There is an AP article (see FoxNews, for example), that has the sensational headline of, "Experimental Hybrid Cars Get Up to 250 Mpg."

While I've been impressed with the success of hybrid cars so far--especially the amount of energy that can be gathered via regenerative breaking--using miles-per-gallon to rate such a vehicle is highly misleading. This experimental hybrid plugs into the wall and stores extra energy in batteries. Such a concept is not new and really pushes the definition of what a hybrid car is. Would a pure electric car be rated at infinite mgp? You have to look towards the end of the article to find this admission:
Backers of plug-in hybrids acknowledge that the electricity to boost their cars generally comes from fossil fuels that create greenhouse gases, but they say that process still produces far less pollution than oil. They also note that electricity could be generated cleanly from solar power.
Also of note is that the inventor, Ron Gremban, is getting about 80 mpg, not 250 mpg:
Even after the car runs out of power from the batteries and switches to the standard hybrid mode, it gets the typical Prius fuel efficiency of around 45 mpg. As long as Gremban doesn't drive too far in a day, he says, he gets 80 mpg.
Overall, the engineering accomplished by Gremban seems impressive.

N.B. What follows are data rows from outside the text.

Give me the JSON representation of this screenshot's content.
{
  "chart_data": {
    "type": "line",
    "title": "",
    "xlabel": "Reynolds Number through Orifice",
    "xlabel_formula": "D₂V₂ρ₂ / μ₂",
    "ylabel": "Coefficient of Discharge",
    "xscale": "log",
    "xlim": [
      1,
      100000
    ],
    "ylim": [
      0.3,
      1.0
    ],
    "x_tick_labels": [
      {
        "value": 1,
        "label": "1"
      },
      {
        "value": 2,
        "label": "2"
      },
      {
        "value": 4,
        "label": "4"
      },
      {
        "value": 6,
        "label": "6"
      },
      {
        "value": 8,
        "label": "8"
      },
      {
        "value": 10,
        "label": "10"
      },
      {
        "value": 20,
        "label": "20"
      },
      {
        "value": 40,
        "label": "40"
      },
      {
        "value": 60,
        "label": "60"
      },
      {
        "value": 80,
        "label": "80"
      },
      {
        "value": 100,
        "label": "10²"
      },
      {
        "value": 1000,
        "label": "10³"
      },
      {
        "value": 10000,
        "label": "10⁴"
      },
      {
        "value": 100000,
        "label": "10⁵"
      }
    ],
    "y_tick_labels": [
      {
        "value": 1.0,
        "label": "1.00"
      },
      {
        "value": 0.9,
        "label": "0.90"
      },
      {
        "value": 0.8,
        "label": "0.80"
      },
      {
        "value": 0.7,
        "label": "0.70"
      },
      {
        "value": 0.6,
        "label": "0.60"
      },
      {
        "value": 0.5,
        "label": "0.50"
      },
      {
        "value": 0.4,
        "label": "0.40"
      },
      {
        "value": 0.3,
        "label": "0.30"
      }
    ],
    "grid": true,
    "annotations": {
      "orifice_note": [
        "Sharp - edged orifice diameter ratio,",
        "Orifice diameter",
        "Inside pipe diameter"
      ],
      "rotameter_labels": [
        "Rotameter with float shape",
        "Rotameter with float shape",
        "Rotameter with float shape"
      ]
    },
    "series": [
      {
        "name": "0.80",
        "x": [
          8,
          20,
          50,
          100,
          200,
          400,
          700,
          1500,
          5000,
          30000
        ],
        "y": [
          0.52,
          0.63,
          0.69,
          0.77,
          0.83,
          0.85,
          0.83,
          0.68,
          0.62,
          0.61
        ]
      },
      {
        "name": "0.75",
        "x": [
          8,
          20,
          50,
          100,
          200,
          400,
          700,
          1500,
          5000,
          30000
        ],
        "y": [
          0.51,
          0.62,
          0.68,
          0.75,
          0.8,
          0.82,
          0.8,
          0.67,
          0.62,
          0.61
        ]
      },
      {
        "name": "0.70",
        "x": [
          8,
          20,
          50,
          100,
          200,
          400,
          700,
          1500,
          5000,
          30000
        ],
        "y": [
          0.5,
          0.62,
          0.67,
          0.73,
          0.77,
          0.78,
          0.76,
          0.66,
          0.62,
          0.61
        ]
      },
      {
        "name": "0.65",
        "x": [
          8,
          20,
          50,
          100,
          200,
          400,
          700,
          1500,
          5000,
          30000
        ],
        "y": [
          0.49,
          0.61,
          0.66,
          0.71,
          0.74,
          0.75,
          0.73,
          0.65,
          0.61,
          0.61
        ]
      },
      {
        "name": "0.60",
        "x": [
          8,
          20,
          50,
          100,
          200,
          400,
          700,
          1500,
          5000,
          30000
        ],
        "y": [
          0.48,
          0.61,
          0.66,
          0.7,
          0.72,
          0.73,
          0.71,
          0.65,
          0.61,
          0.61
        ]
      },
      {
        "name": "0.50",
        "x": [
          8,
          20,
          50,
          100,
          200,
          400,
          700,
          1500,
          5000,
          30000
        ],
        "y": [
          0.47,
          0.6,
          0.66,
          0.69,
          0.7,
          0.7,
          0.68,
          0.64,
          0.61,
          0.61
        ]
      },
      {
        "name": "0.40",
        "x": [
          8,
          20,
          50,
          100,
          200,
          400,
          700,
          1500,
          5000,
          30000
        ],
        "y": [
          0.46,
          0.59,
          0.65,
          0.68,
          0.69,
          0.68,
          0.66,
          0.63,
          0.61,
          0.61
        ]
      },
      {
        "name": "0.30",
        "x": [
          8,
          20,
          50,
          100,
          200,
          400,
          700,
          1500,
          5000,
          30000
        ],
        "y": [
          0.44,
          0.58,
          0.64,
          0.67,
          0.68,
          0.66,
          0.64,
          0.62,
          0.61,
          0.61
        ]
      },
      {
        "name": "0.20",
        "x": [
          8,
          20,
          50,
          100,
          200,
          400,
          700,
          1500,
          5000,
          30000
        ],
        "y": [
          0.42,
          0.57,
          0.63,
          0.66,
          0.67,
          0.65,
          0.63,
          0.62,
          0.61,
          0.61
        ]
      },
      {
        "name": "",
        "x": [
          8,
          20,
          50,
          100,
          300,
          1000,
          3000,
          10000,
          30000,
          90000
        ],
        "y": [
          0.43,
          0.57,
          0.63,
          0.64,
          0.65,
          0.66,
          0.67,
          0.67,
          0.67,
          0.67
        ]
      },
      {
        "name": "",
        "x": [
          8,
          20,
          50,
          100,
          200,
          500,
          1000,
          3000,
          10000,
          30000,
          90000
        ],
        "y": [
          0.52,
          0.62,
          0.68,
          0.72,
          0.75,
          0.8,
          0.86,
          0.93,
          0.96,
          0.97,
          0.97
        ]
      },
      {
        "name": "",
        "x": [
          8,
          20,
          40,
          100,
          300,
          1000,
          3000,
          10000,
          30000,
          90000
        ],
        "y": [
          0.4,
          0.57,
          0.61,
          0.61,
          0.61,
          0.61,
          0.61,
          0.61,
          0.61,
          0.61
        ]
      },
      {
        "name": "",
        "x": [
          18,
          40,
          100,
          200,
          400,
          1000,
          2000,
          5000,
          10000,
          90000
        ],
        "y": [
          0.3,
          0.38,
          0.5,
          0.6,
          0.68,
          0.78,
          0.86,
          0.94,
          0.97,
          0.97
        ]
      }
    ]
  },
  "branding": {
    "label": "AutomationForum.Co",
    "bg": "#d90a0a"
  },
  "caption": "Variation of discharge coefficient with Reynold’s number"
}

It is unfortunate that the AP feel it necessary to sensationalize the story given the high gas prices.


Krzys said...

One thing that startles me is why there is not mention of nuclear power.

Dan Karipides said...

I wouldn't be too startled. The article mentions that instead of fossil fuels, solar power could be used to create the electricity for plug-in hybrids. For people in favor of hybrids in general, support of solar over nuclear power is not surprising.

Keith Kannenberg said...

But krzys, don't you know that nuclear power is eeeeeviiiiil?